1. Field of the Invention
The present invention generally relates to the field of semiconductor structures. More particularly, the invention relates to transistor semiconductor structures.
2. Description of the Related Art
By utilizing BiFET technology, bipolar transistors, such as heterojunction bipolar transistors (HBTs), and field effect transistors (FETs), such as enhancement-mode (E-mode) and depletion-mode (D-mode) FETs, can be integrated on the same semiconductor die to provide increased circuit design flexibility. In an integrated structure, a bipolar transistor, such as an HBT, an E-mode FET, and a D-mode FET can each be advantageously tailored for specific applications. For example, an HBT, a D-mode FET, and an E-mode FET can be integrated on a substrate, such as a semi-insulating gallium arsenide (GaAs) substrate, to form a power amplifier, a bias circuit, and a radio frequency (RF) switch, respectively, for a communications device, such as a cell phone.
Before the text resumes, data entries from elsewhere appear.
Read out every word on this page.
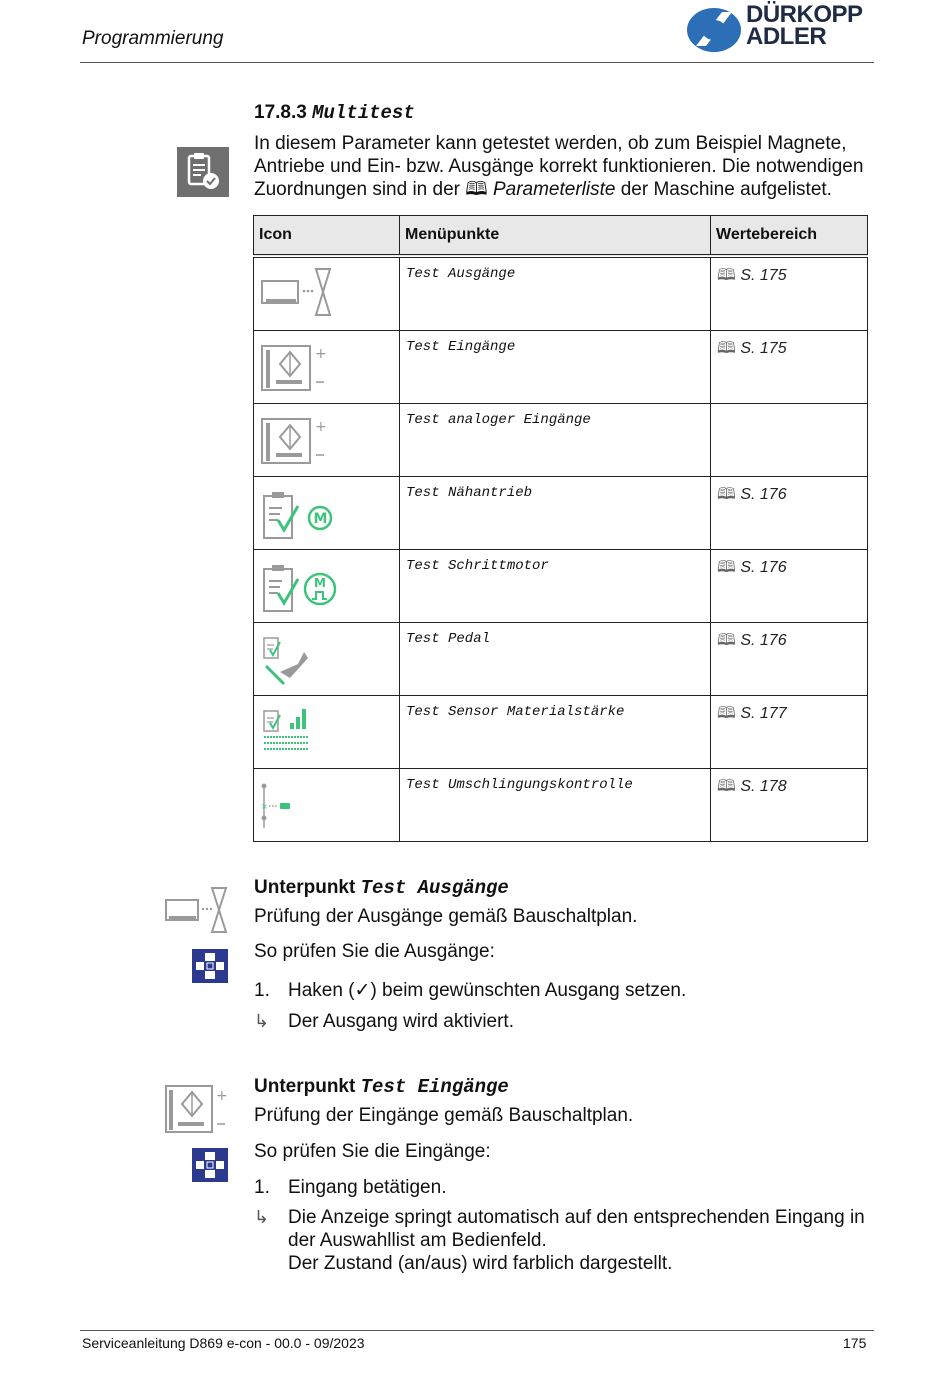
Programmierung
DÜRKOPP
ADLER
17.8.3 Multitest
In diesem Parameter kann getestet werden, ob zum Beispiel Magnete, Antriebe und Ein- bzw. Ausgänge korrekt funktionieren. Die notwendigen Zuordnungen sind in der 🕮 Parameterliste der Maschine aufgelistet.
Icon	Menüpunkte	Wertebereich

Test Ausgänge	🕮 S. 175

+	Test Eingänge	🕮 S. 175

+	Test analoger Eingänge	

M	Test Nähantrieb	🕮 S. 176

M	Test Schrittmotor	🕮 S. 176

Test Pedal	🕮 S. 176

Test Sensor Materialstärke	🕮 S. 177

×	Test Umschlingungskontrolle	🕮 S. 178
Unterpunkt Test Ausgänge
Prüfung der Ausgänge gemäß Bauschaltplan.
So prüfen Sie die Ausgänge:
1. Haken (✓) beim gewünschten Ausgang setzen.
↳ Der Ausgang wird aktiviert.
+ Unterpunkt Test Eingänge
Prüfung der Eingänge gemäß Bauschaltplan.
So prüfen Sie die Eingänge:
1. Eingang betätigen.
↳ Die Anzeige springt automatisch auf den entsprechenden Eingang in der Auswahllist am Bedienfeld.
Der Zustand (an/aus) wird farblich dargestellt.
Serviceanleitung D869 e-con - 00.0 - 09/2023	175
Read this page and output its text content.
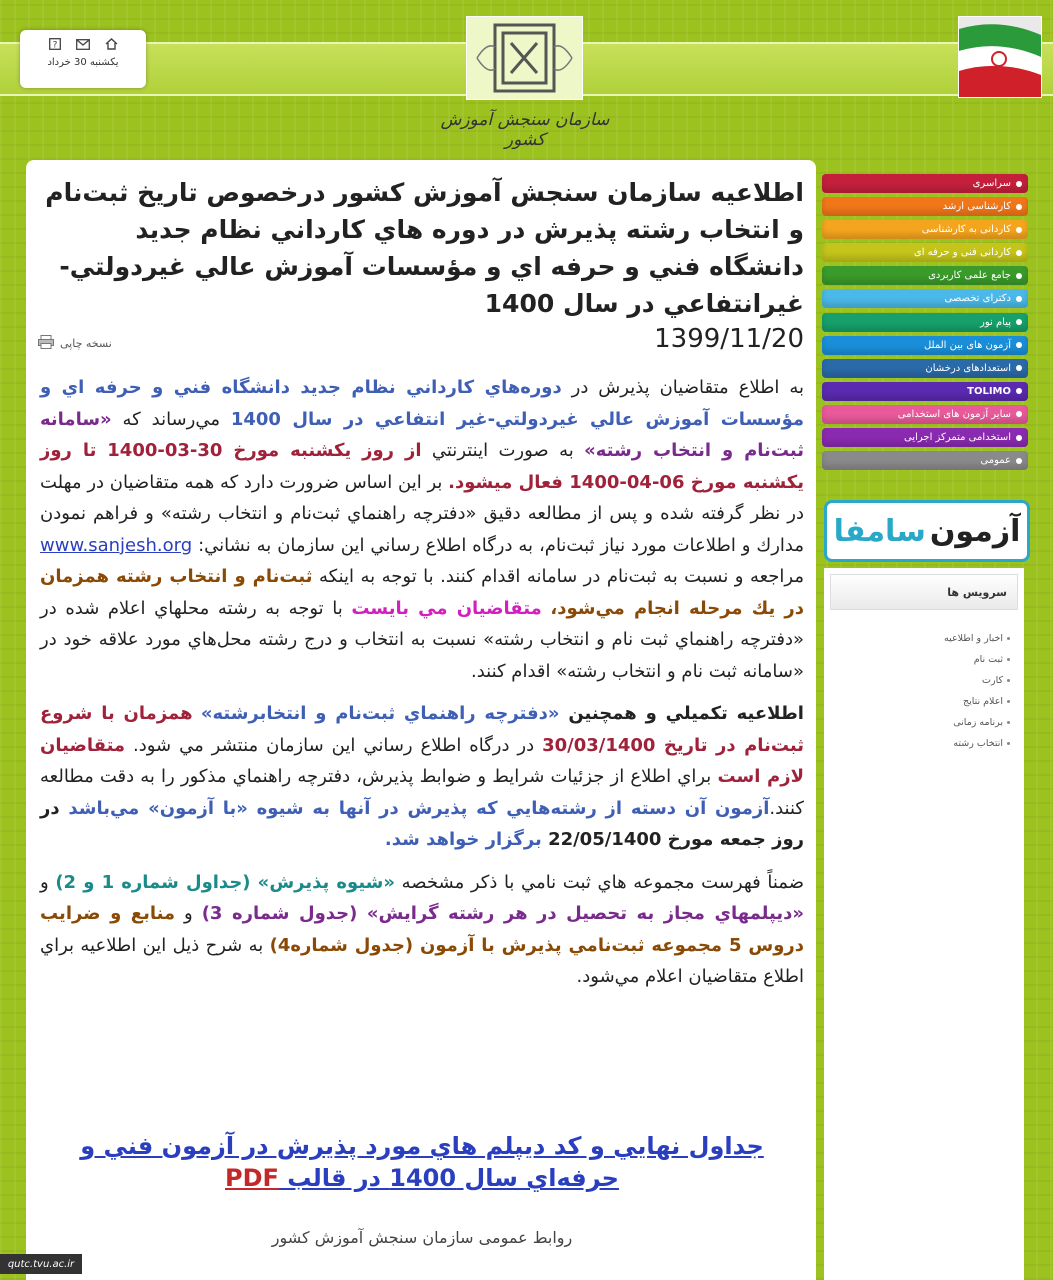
?
یکشنبه 30 خرداد
سازمان سنجش آموزش کشور
اطلاعيه سازمان سنجش آموزش کشور درخصوص تاريخ ثبت‌نام و انتخاب رشته پذيرش در دوره هاي كارداني نظام جديد دانشگاه فني و حرفه اي و مؤسسات آموزش عالي غيردولتي-غيرانتفاعي در سال 1400
1399/11/20
نسخه چاپی

به اطلاع متقاضيان پذيرش در دوره‌هاي كارداني نظام جديد دانشگاه فني و حرفه اي و مؤسسات آموزش عالي غيردولتي-غير انتفاعي در سال 1400 مي‌رساند كه «سامانه ثبت‌نام و انتخاب رشته» به صورت اينترنتي از روز يكشنبه مورخ 30-03-1400 تا روز يكشنبه مورخ 06-04-1400 فعال ميشود. بر اين اساس ضرورت دارد كه همه متقاضيان در مهلت در نظر گرفته شده و پس از مطالعه دقيق «دفترچه راهنماي ثبت‌نام و انتخاب رشته» و فراهم نمودن مدارك و اطلاعات مورد نياز ثبت‌نام، به درگاه اطلاع رساني اين سازمان به نشاني: www.sanjesh.org مراجعه و نسبت به ثبت‌نام در سامانه اقدام كنند. با توجه به اينكه ثبت‌نام و انتخاب رشته همزمان در يك مرحله انجام مي‌شود، متقاضيان مي بايست با توجه به رشته محلهاي اعلام شده در «دفترچه راهنماي ثبت نام و انتخاب رشته» نسبت به انتخاب و درج رشته محل‌هاي مورد علاقه خود در «سامانه ثبت نام و انتخاب رشته» اقدام كنند.

اطلاعيه تكميلي و همچنين «دفترچه راهنماي ثبت‌نام و انتخابرشته» همزمان با شروع ثبت‌نام در تاريخ 30/03/1400 در درگاه اطلاع رساني اين سازمان منتشر مي شود. متقاضيان لازم است براي اطلاع از جزئيات شرايط و ضوابط پذيرش، دفترچه راهنماي مذكور را به دقت مطالعه كنند.آزمون آن دسته از رشته‌هايي كه پذيرش در آنها به شيوه «با آزمون» مي‌باشد در روز جمعه مورخ 22/05/1400 برگزار خواهد شد.

ضمناً فهرست مجموعه هاي ثبت نامي با ذكر مشخصه «شيوه پذيرش» (جداول شماره 1 و 2) و «ديپلمهاي مجاز به تحصيل در هر رشته گرايش» (جدول شماره 3) و منابع و ضرايب دروس 5 مجموعه ثبت‌نامي پذيرش با آزمون (جدول شماره4) به شرح ذيل اين اطلاعيه براي اطلاع متقاضيان اعلام مي‌شود.

جداول نهايي و كد ديپلم هاي مورد پذيرش در آزمون فني و حرفه‌اي سال 1400 در قالب PDF
روابط عمومی سازمان سنجش آموزش کشور
سراسری
کارشناسی ارشد
کاردانی به کارشناسی
کاردانی فنی و حرفه ای
جامع علمی کاربردی
دکترای تخصصی
پیام نور
آزمون های بین الملل
استعدادهای درخشان
TOLIMO
سایر آزمون های استخدامی
استخدامی متمرکز اجرایی
عمومی
آزمون
سامفا
سرویس ها
اخبار و اطلاعیه
ثبت نام
کارت
اعلام نتایج
برنامه زمانی
انتخاب رشته
qutc.tvu.ac.ir
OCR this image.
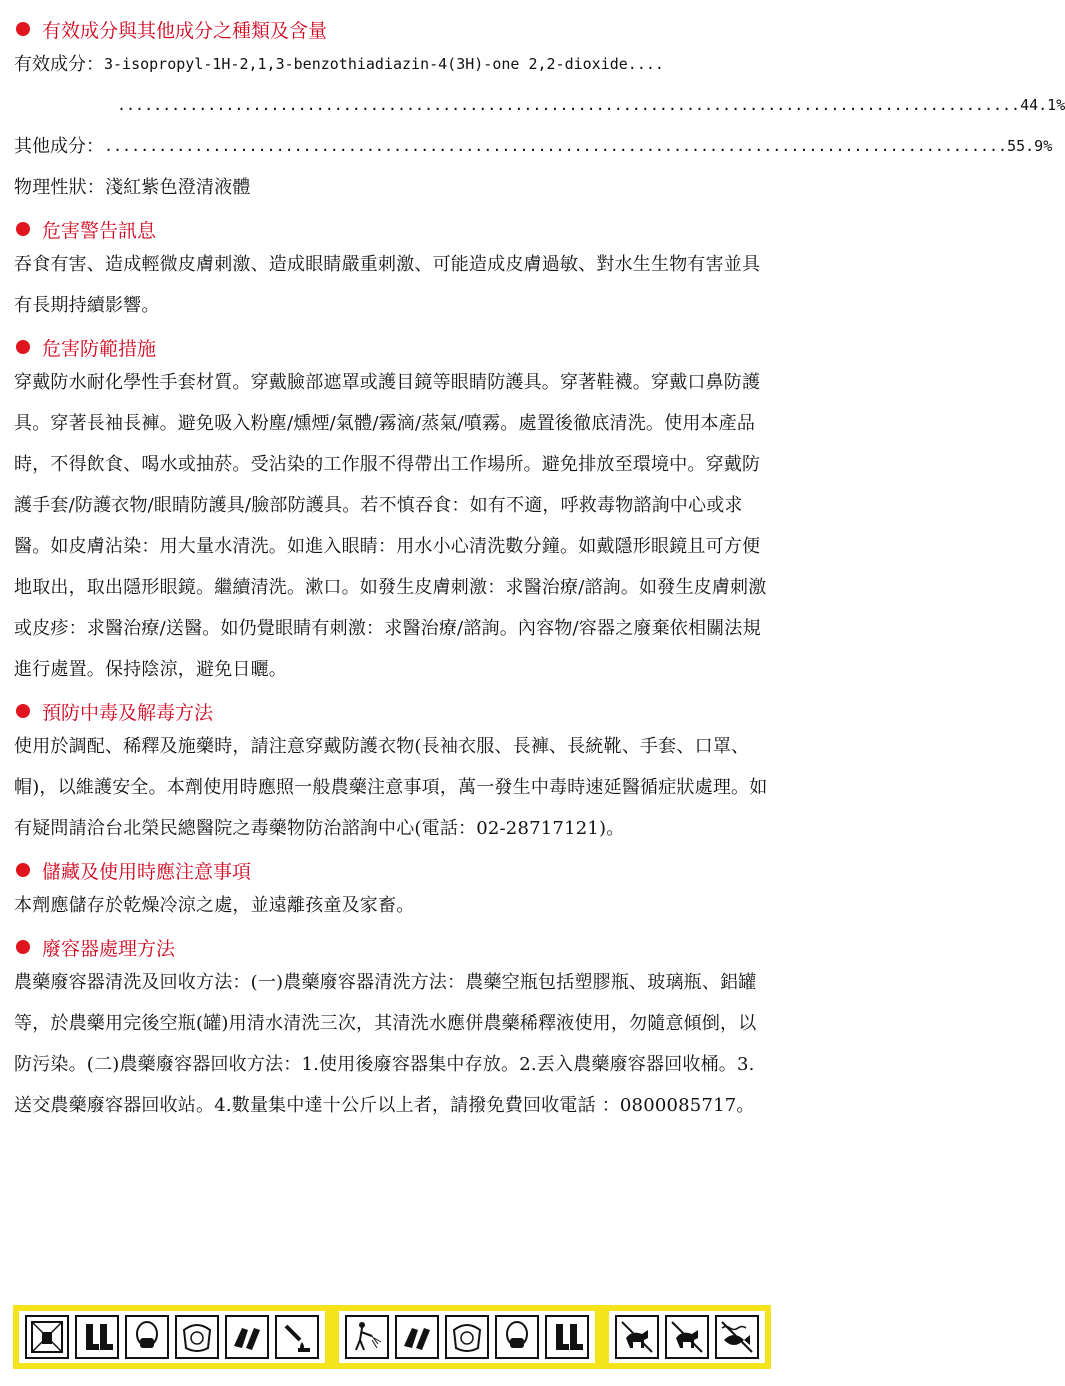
有效成分與其他成分之種類及含量
有效成分： 3-isopropyl-1H-2,1,3-benzothiadiazin-4(3H)-one 2,2-dioxide....
.................................................................................................... 44.1%
其他成分： .................................................................................................... 55.9%
物理性狀：淺紅紫色澄清液體
危害警告訊息
吞食有害、造成輕微皮膚刺激、造成眼睛嚴重刺激、可能造成皮膚過敏、對水生生物有害並具有長期持續影響。
危害防範措施
穿戴防水耐化學性手套材質。穿戴臉部遮罩或護目鏡等眼睛防護具。穿著鞋襪。穿戴口鼻防護具。穿著長袖長褲。避免吸入粉塵/燻煙/氣體/霧滴/蒸氣/噴霧。處置後徹底清洗。使用本產品時，不得飲食、喝水或抽菸。受沾染的工作服不得帶出工作場所。避免排放至環境中。穿戴防護手套/防護衣物/眼睛防護具/臉部防護具。若不慎吞食：如有不適，呼救毒物諮詢中心或求醫。如皮膚沾染：用大量水清洗。如進入眼睛：用水小心清洗數分鐘。如戴隱形眼鏡且可方便地取出，取出隱形眼鏡。繼續清洗。漱口。如發生皮膚刺激：求醫治療/諮詢。如發生皮膚刺激或皮疹：求醫治療/送醫。如仍覺眼睛有刺激：求醫治療/諮詢。內容物/容器之廢棄依相關法規進行處置。保持陰涼，避免日曬。
預防中毒及解毒方法
使用於調配、稀釋及施藥時，請注意穿戴防護衣物(長袖衣服、長褲、長統靴、手套、口罩、帽)，以維護安全。本劑使用時應照一般農藥注意事項，萬一發生中毒時速延醫循症狀處理。如有疑問請洽台北榮民總醫院之毒藥物防治諮詢中心(電話：02-28717121)。
儲藏及使用時應注意事項
本劑應儲存於乾燥冷涼之處，並遠離孩童及家畜。
廢容器處理方法
農藥廢容器清洗及回收方法：(一)農藥廢容器清洗方法：農藥空瓶包括塑膠瓶、玻璃瓶、鋁罐等，於農藥用完後空瓶(罐)用清水清洗三次，其清洗水應併農藥稀釋液使用，勿隨意傾倒，以防污染。(二)農藥廢容器回收方法：1.使用後廢容器集中存放。2.丟入農藥廢容器回收桶。3.送交農藥廢容器回收站。4.數量集中達十公斤以上者，請撥免費回收電話 ：0800085717。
However, previous attempts at integrating a bipolar transistor with E-mode and D-mode FETs on a substrate have undesirably affected the respective performances of the E-mode and D-mode FETs.
In one conventional approach, for example, an HBT can be formed over a substrate, such as a semi-insulating GaAs substrate, and E-mode and D-mode FETs can be integrated under the sub-collector of the HBT. However, in this conventional approach, the E-mode and D-mode FETs typically have shared epitaxial layers, which can undesirably affect the analog properties of the E-mode FET. Also, as a result of the shared epitaxial layers, coupling can occur between the E-mode and D-mode FETs, which can undesirably affect the RF switching performance of the D-mode FET. Thus, in the aforementioned conventional approach, the performance of the E-mode FET cannot be optimized without affecting the performance of the D-mode FET, and vice versa.